Leah reluctantly left the dock, but she didn’t have to shut it off.
“When she came back,” Armstrong continued, “it was clear we had another racer.” Leah was hooked on the sport, and her mother knew she was in for a lot of traveling.
“When she came back smiling I knew the investment was good,” said Jan.
Throughout the spring, summer, and fall the Hoosicks drove from their Massachusetts home to various parts of the United States and Canada, traveling as far as Michigan and Kentucky. On many occasions Leah would be dismissed early from school on Fridays so she and her mother could begin their weekend trek.
As she spent more time around the sport, Leah began to realize how close-knit the boating community is. People began taking a liking to her, at first because she was the youngest competitor in the APBA, but then because she showed a passion and respect for the sport that was undeniable.
“To win the Rookie of the Year,” said APBA Inboard Executive David Shaw, “Leah not only had to do a better job of driving than other rookies in the 1.5 stock class, but she had to do better than all the rookies in all other classes in the Inboard Division of the APBA.”

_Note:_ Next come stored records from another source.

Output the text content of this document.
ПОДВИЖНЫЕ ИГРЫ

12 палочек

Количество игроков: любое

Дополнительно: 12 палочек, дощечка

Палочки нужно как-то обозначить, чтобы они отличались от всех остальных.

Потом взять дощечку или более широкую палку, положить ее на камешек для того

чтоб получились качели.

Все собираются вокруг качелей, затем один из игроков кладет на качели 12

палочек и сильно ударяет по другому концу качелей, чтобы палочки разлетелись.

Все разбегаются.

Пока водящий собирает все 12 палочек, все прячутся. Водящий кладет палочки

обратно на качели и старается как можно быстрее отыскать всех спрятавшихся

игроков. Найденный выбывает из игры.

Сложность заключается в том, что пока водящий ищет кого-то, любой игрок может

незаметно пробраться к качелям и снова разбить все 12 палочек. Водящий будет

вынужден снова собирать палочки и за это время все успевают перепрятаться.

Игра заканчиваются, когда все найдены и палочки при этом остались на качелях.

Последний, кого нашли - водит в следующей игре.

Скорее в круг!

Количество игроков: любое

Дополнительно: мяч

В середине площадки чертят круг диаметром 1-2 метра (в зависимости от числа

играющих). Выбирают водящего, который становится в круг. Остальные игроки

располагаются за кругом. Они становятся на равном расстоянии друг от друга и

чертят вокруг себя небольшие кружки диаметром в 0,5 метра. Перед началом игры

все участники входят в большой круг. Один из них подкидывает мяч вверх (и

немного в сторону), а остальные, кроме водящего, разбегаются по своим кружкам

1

At one point in the season Leah cracked an exhaust manifold, which would have made her boat unable to race, but an experienced competitor came to her aid. “It was in Conewango, N.Y., and one of the higher class racers welded my manifold for me in his camper. It saved my boat for the race,” said Leah.
As the season wore on, and more and more people started to recognize this 15-year-old girl and her crew-chief mother taking the lower division by storm, Leah started climbing the standings in her division. At the end of the racing year she finished fourth in total points in her division of 15 racers, including a second place finish at the biggest race of the year in Valleyfield, Quebec, where there were over 100,000 spectators. But the scariest moment of year came in the last race of the season.
“In hydroplane racing you have mother nature to deal with,” said Jan. “If she decides to be gusty, these boats run above the water. A gust of wind can toss a boat over backwards in an instant.”
On one of those gusty race days, Leah hooked it going into her first turn after trying to take too sharp an angle. Her boat spun around, narrowly avoiding passing boats, and she did a 360-degree turn going 80 mph. Leah was taken away in an ambulance and treated for whiplash. She fully recovered and remains undeterred.
“I remember coming in after my first race and saying, ‘I need to go faster.’ So hopefully I can gradually move up in classes and do just that: go faster,” she said.
There is a ritual in boat racing. When a competitor wins her first race, she’s thrown into the lake in celebration. Steve Armstrong can’t wait until that happens for Leah. “It won’t be long until she gets her first win,” he said. “And I’ll be the first one there to throw her in the water when she returns to the dock.” Although that type of admiration from her peers and superiors is alluring to Leah, she simply just loves to race.
“When I’m out there I feel like I’m in slow motion, going 25 mph,” she said. “You just go out there and do it; there’s is not much to it at all. I go off of instincts.”